I wouldn’t say my work is immigrant literature. With the literature by immigrants that I’ve read, there’s often a certain comparison being made between Europe or the United States, where a narrator or a main character lives, and whichever “Third World” country they come from. In my fictional work set in the U.S., there’s no mention of country of origin; there are no comparisons. It’s just the human experience that I intend to make as raw and unfiltered as possible. I believe good literature speaks to the human experience in a way that’s really honest. I do not know how successfully I’ve done that, but that is my guiding principle, or rather my aesthetic politics if there is such a thing. Places come about by accident. My main concern is the feelings, the character. Stories are conceived out of the minutest of details, like something someone next to me said or a way someone snores or the look in someone’s eyes.

So, while my travels do very much shape my writing, I do not tell typical immigrant stories. For example, in the novel I’m working on [The Secret Life of Vowels], in one of the scenes, the narrator interviews the spirit of a dead Kazakh poet in a lucid dream. And in that interview, he gets too excited and asks a blasphemous question. The question doesn’t get answered in the way he hoped. The spirt, the ghost, gets agitated and the narrator receives static noise in place of an answer. And the noise gets louder every time he throws the question back at the ghost. And eventually he sees the question solidify right in front of his eyes; it crystalizes in the air and gets thrown back in his face, violently. So he is startled from his lucid dream, only to find himself lying down next to a religious extremist in the Gedo region of Somalia, where he was dreaming from. So this is one of the scenes where two different regions of the world merge.

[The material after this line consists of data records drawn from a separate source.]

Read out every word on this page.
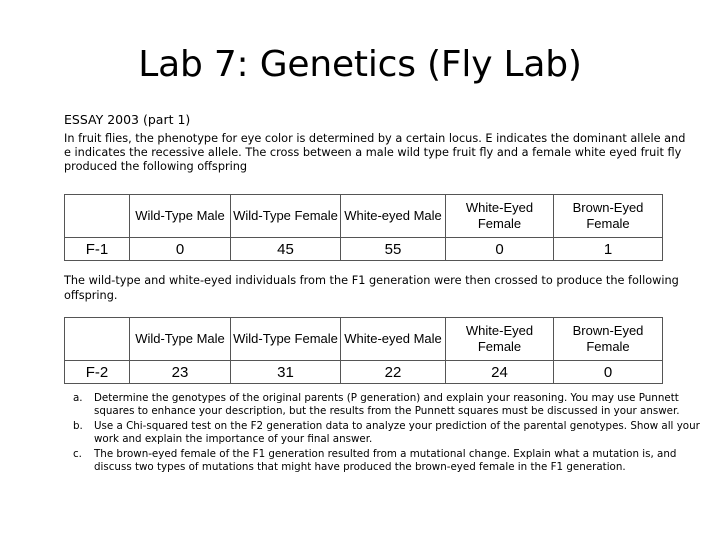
Lab 7: Genetics (Fly Lab)
ESSAY 2003 (part 1)
In fruit flies, the phenotype for eye color is determined by a certain locus. E indicates the dominant allele and e indicates the recessive allele. The cross between a male wild type fruit fly and a female white eyed fruit fly produced the following offspring
	Wild-Type Male	Wild-Type Female	White-eyed Male	White-Eyed Female	Brown-Eyed Female
F-1	0	45	55	0	1
The wild-type and white-eyed individuals from the F1 generation were then crossed to produce the following offspring.
	Wild-Type Male	Wild-Type Female	White-eyed Male	White-Eyed Female	Brown-Eyed Female
F-2	23	31	22	24	0
a. Determine the genotypes of the original parents (P generation) and explain your reasoning. You may use Punnett squares to enhance your description, but the results from the Punnett squares must be discussed in your answer.
b. Use a Chi-squared test on the F2 generation data to analyze your prediction of the parental genotypes. Show all your work and explain the importance of your final answer.
c. The brown-eyed female of the F1 generation resulted from a mutational change. Explain what a mutation is, and discuss two types of mutations that might have produced the brown-eyed female in the F1 generation.
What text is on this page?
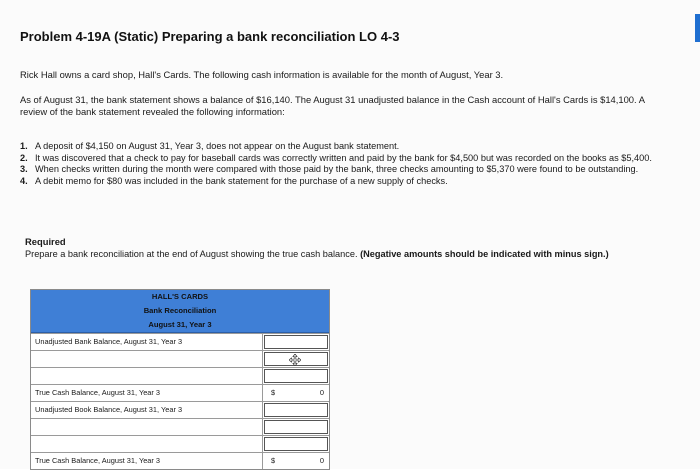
Problem 4-19A (Static) Preparing a bank reconciliation LO 4-3
Rick Hall owns a card shop, Hall's Cards. The following cash information is available for the month of August, Year 3.
As of August 31, the bank statement shows a balance of $16,140. The August 31 unadjusted balance in the Cash account of Hall's Cards is $14,100. A review of the bank statement revealed the following information:
1. A deposit of $4,150 on August 31, Year 3, does not appear on the August bank statement.
2. It was discovered that a check to pay for baseball cards was correctly written and paid by the bank for $4,500 but was recorded on the books as $5,400.
3. When checks written during the month were compared with those paid by the bank, three checks amounting to $5,370 were found to be outstanding.
4. A debit memo for $80 was included in the bank statement for the purchase of a new supply of checks.
Required
Prepare a bank reconciliation at the end of August showing the true cash balance. (Negative amounts should be indicated with minus sign.)
HALL'S CARDS
Bank Reconciliation
August 31, Year 3
Unadjusted Bank Balance, August 31, Year 3
True Cash Balance, August 31, Year 3	$	0
Unadjusted Book Balance, August 31, Year 3
True Cash Balance, August 31, Year 3	$	0
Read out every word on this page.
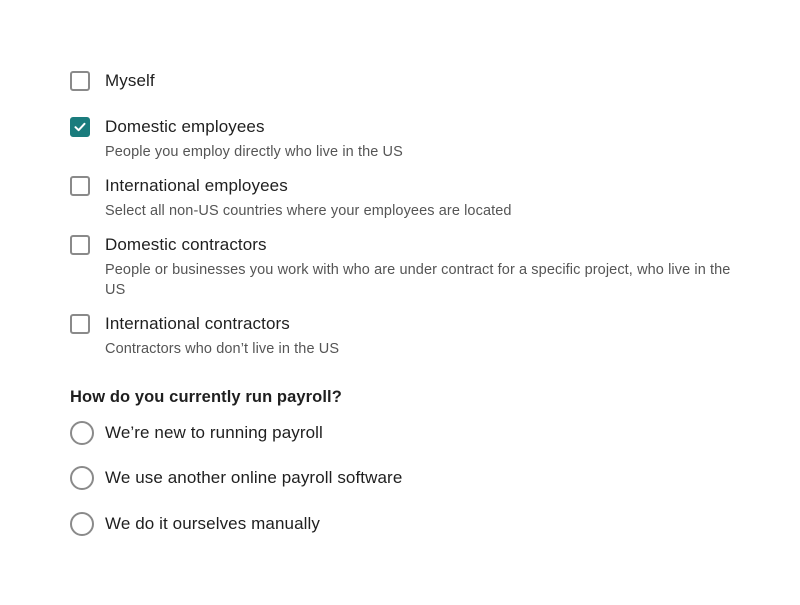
Myself
Domestic employees
People you employ directly who live in the US
International employees
Select all non-US countries where your employees are located
Domestic contractors
People or businesses you work with who are under contract for a specific project, who live in the US
International contractors
Contractors who don’t live in the US
How do you currently run payroll?
We’re new to running payroll
We use another online payroll software
We do it ourselves manually
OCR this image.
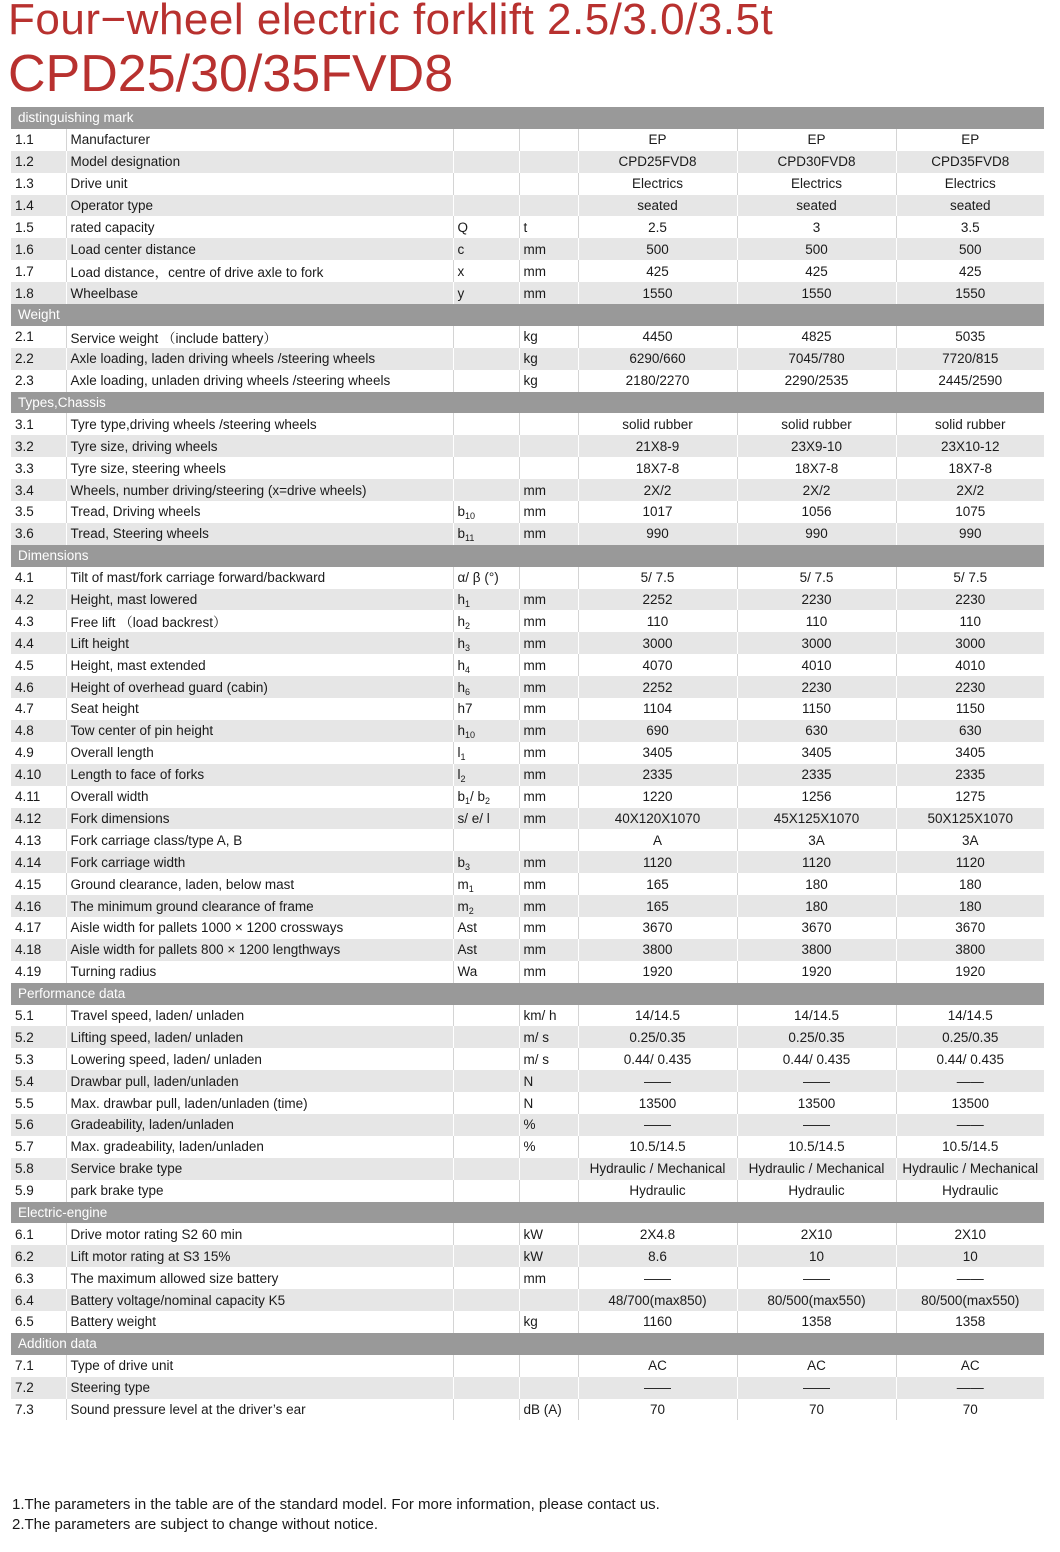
Four−wheel electric forklift 2.5/3.0/3.5t
CPD25/30/35FVD8
distinguishing mark						
1.1	Manufacturer			EP	EP	EP
1.2	Model designation			CPD25FVD8	CPD30FVD8	CPD35FVD8
1.3	Drive unit			Electrics	Electrics	Electrics
1.4	Operator type			seated	seated	seated
1.5	rated capacity	Q	t	2.5	3	3.5
1.6	Load center distance	c	mm	500	500	500
1.7	Load distance，centre of drive axle to fork	x	mm	425	425	425
1.8	Wheelbase	y	mm	1550	1550	1550
Weight						
2.1	Service weight （include battery）		kg	4450	4825	5035
2.2	Axle loading, laden driving wheels /steering wheels		kg	6290/660	7045/780	7720/815
2.3	Axle loading, unladen driving wheels /steering wheels		kg	2180/2270	2290/2535	2445/2590
Types,Chassis						
3.1	Tyre type,driving wheels /steering wheels			solid rubber	solid rubber	solid rubber
3.2	Tyre size, driving wheels			21X8-9	23X9-10	23X10-12
3.3	Tyre size, steering wheels			18X7-8	18X7-8	18X7-8
3.4	Wheels, number driving/steering (x=drive wheels)		mm	2X/2	2X/2	2X/2
3.5	Tread, Driving wheels	$b_{10}$	mm	1017	1056	1075
3.6	Tread, Steering wheels	$b_{11}$	mm	990	990	990
Dimensions						
4.1	Tilt of mast/fork carriage forward/backward	α/ β (°)		5/ 7.5	5/ 7.5	5/ 7.5
4.2	Height, mast lowered	$h_1$	mm	2252	2230	2230
4.3	Free lift （load backrest）	$h_2$	mm	110	110	110
4.4	Lift height	$h_3$	mm	3000	3000	3000
4.5	Height, mast extended	$h_4$	mm	4070	4010	4010
4.6	Height of overhead guard (cabin)	$h_6$	mm	2252	2230	2230
4.7	Seat height	h7	mm	1104	1150	1150
4.8	Tow center of pin height	$h_{10}$	mm	690	630	630
4.9	Overall length	$l_1$	mm	3405	3405	3405
4.10	Length to face of forks	$l_2$	mm	2335	2335	2335
4.11	Overall width	$b_1/$ $b_2$	mm	1220	1256	1275
4.12	Fork dimensions	s/ e/ l	mm	40X120X1070	45X125X1070	50X125X1070
4.13	Fork carriage class/type A, B			A	3A	3A
4.14	Fork carriage width	$b_3$	mm	1120	1120	1120
4.15	Ground clearance, laden, below mast	$m_1$	mm	165	180	180
4.16	The minimum ground clearance of frame	$m_2$	mm	165	180	180
4.17	Aisle width for pallets 1000 × 1200 crossways	Ast	mm	3670	3670	3670
4.18	Aisle width for pallets 800 × 1200 lengthways	Ast	mm	3800	3800	3800
4.19	Turning radius	Wa	mm	1920	1920	1920
Performance data						
5.1	Travel speed, laden/ unladen		km/ h	14/14.5	14/14.5	14/14.5
5.2	Lifting speed, laden/ unladen		m/ s	0.25/0.35	0.25/0.35	0.25/0.35
5.3	Lowering speed, laden/ unladen		m/ s	0.44/ 0.435	0.44/ 0.435	0.44/ 0.435
5.4	Drawbar pull, laden/unladen		N	——	——	——
5.5	Max. drawbar pull, laden/unladen (time)		N	13500	13500	13500
5.6	Gradeability, laden/unladen		%	——	——	——
5.7	Max. gradeability, laden/unladen		%	10.5/14.5	10.5/14.5	10.5/14.5
5.8	Service brake type			Hydraulic / Mechanical	Hydraulic / Mechanical	Hydraulic / Mechanical
5.9	park brake type			Hydraulic	Hydraulic	Hydraulic
Electric-engine						
6.1	Drive motor rating S2 60 min		kW	2X4.8	2X10	2X10
6.2	Lift motor rating at S3 15%		kW	8.6	10	10
6.3	The maximum allowed size battery		mm	——	——	——
6.4	Battery voltage/nominal capacity K5			48/700(max850)	80/500(max550)	80/500(max550)
6.5	Battery weight		kg	1160	1358	1358
Addition data						
7.1	Type of drive unit			AC	AC	AC
7.2	Steering type			——	——	——
7.3	Sound pressure level at the driver’s ear		dB (A)	70	70	70
1.The parameters in the table are of the standard model. For more information, please contact us.
2.The parameters are subject to change without notice.
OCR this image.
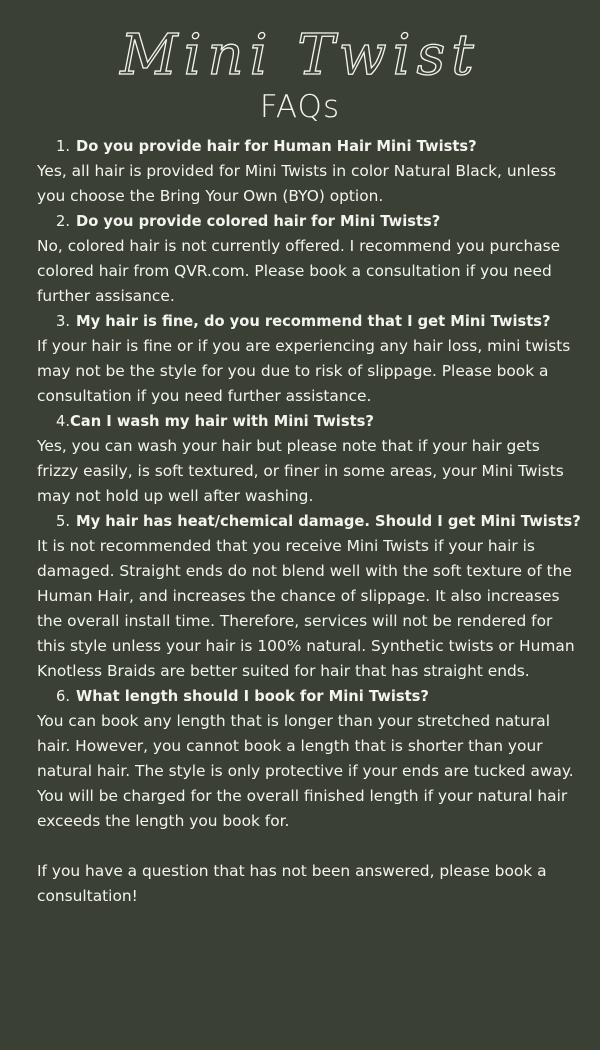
Mini Twist
FAQs
1. Do you provide hair for Human Hair Mini Twists?
Yes, all hair is provided for Mini Twists in color Natural Black, unless you choose the Bring Your Own (BYO) option.
2. Do you provide colored hair for Mini Twists?
No, colored hair is not currently offered. I recommend you purchase colored hair from QVR.com. Please book a consultation if you need further assisance.
3. My hair is fine, do you recommend that I get Mini Twists?
If your hair is fine or if you are experiencing any hair loss, mini twists may not be the style for you due to risk of slippage. Please book a consultation if you need further assistance.
4.Can I wash my hair with Mini Twists?
Yes, you can wash your hair but please note that if your hair gets frizzy easily, is soft textured, or finer in some areas, your Mini Twists may not hold up well after washing.
5. My hair has heat/chemical damage. Should I get Mini Twists?
It is not recommended that you receive Mini Twists if your hair is damaged. Straight ends do not blend well with the soft texture of the Human Hair, and increases the chance of slippage. It also increases the overall install time. Therefore, services will not be rendered for this style unless your hair is 100% natural. Synthetic twists or Human Knotless Braids are better suited for hair that has straight ends.
6. What length should I book for Mini Twists?
You can book any length that is longer than your stretched natural hair. However, you cannot book a length that is shorter than your natural hair. The style is only protective if your ends are tucked away. You will be charged for the overall finished length if your natural hair exceeds the length you book for.
If you have a question that has not been answered, please book a consultation!
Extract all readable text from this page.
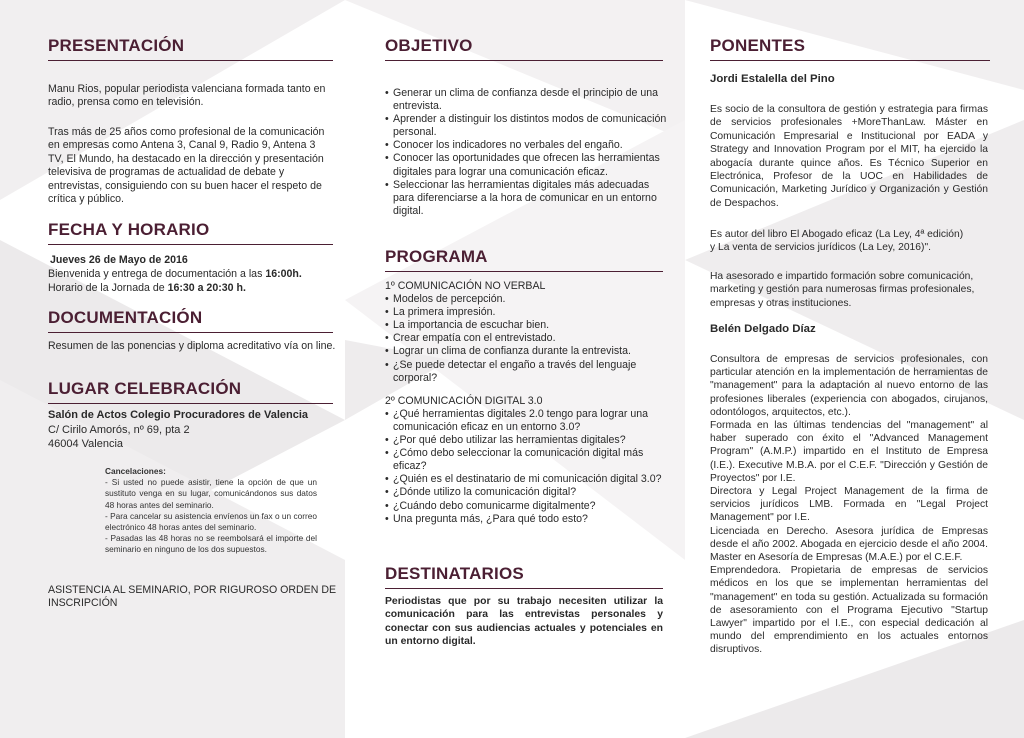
PRESENTACIÓN

Manu Rios, popular periodista valenciana formada tanto en radio, prensa como en televisión.

Tras más de 25 años como profesional de la comunicación en empresas como Antena 3, Canal 9, Radio 9, Antena 3 TV, El Mundo, ha destacado en la dirección y presentación televisiva de programas de actualidad de debate y entrevistas, consiguiendo con su buen hacer el respeto de crítica y público.

FECHA Y HORARIO

Jueves 26 de Mayo de 2016

Bienvenida y entrega de documentación a las 16:00h.

Horario de la Jornada de 16:30 a 20:30 h.

DOCUMENTACIÓN

Resumen de las ponencias y diploma acreditativo vía on line.

LUGAR CELEBRACIÓN

Salón de Actos Colegio Procuradores de Valencia

C/ Cirilo Amorós, nº 69, pta 2

46004 Valencia

Cancelaciones:
- Si usted no puede asistir, tiene la opción de que un sustituto venga en su lugar, comunicándonos sus datos 48 horas antes del seminario.
- Para cancelar su asistencia envíenos un fax o un correo electrónico 48 horas antes del seminario.
- Pasadas las 48 horas no se reembolsará el importe del seminario en ninguno de los dos supuestos.

ASISTENCIA AL SEMINARIO, POR RIGUROSO ORDEN DE INSCRIPCIÓN

OBJETIVO
• Generar un clima de confianza desde el principio de una entrevista.
• Aprender a distinguir los distintos modos de comunicación personal.
• Conocer los indicadores no verbales del engaño.
• Conocer las oportunidades que ofrecen las herramientas digitales para lograr una comunicación eficaz.
• Seleccionar las herramientas digitales más adecuadas para diferenciarse a la hora de comunicar en un entorno digital.
PROGRAMA

1º COMUNICACIÓN NO VERBAL

• Modelos de percepción.
• La primera impresión.
• La importancia de escuchar bien.
• Crear empatía con el entrevistado.
• Lograr un clima de confianza durante la entrevista.
• ¿Se puede detectar el engaño a través del lenguaje corporal?

2º COMUNICACIÓN DIGITAL 3.0

• ¿Qué herramientas digitales 2.0 tengo para lograr una comunicación eficaz en un entorno 3.0?
• ¿Por qué debo utilizar las herramientas digitales?
• ¿Cómo debo seleccionar la comunicación digital más eficaz?
• ¿Quién es el destinatario de mi comunicación digital 3.0?
• ¿Dónde utilizo la comunicación digital?
• ¿Cuándo debo comunicarme digitalmente?
• Una pregunta más, ¿Para qué todo esto?
DESTINATARIOS

Periodistas que por su trabajo necesiten utilizar la comunicación para las entrevistas personales y conectar con sus audiencias actuales y potenciales en un entorno digital.

PONENTES

Jordi Estalella del Pino

Es socio de la consultora de gestión y estrategia para firmas de servicios profesionales +MoreThanLaw. Máster en Comunicación Empresarial e Institucional por EADA y Strategy and Innovation Program por el MIT, ha ejercido la abogacía durante quince años. Es Técnico Superior en Electrónica, Profesor de la UOC en Habilidades de Comunicación, Marketing Jurídico y Organización y Gestión de Despachos.

Es autor del libro El Abogado eficaz (La Ley, 4ª edición)
y La venta de servicios jurídicos (La Ley, 2016)".

Ha asesorado e impartido formación sobre comunicación, marketing y gestión para numerosas firmas profesionales, empresas y otras instituciones.

Belén Delgado Díaz

Consultora de empresas de servicios profesionales, con particular atención en la implementación de herramientas de "management" para la adaptación al nuevo entorno de las profesiones liberales (experiencia con abogados, cirujanos, odontólogos, arquitectos, etc.).

Formada en las últimas tendencias del "management" al haber superado con éxito el "Advanced Management Program" (A.M.P.) impartido en el Instituto de Empresa (I.E.). Executive M.B.A. por el C.E.F. "Dirección y Gestión de Proyectos" por I.E.

Directora y Legal Project Management de la firma de servicios jurídicos LMB. Formada en "Legal Project Management" por I.E.

Licenciada en Derecho. Asesora jurídica de Empresas desde el año 2002. Abogada en ejercicio desde el año 2004. Master en Asesoría de Empresas (M.A.E.) por el C.E.F.

Emprendedora. Propietaria de empresas de servicios médicos en los que se implementan herramientas del "management" en toda su gestión. Actualizada su formación de asesoramiento con el Programa Ejecutivo "Startup Lawyer" impartido por el I.E., con especial dedicación al mundo del emprendimiento en los actuales entornos disruptivos.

I am not sure if I did pay a price for this kind of an approach. I think I have. When I was starting out, the closest I got to getting published in literary magazines in the United States (through the slush pile) was a story that I had no respect for. The story one stereotypically expects from a Somali writer. Stories I have any respect for, or like, or take pride in having written, have taken me much longer to get published.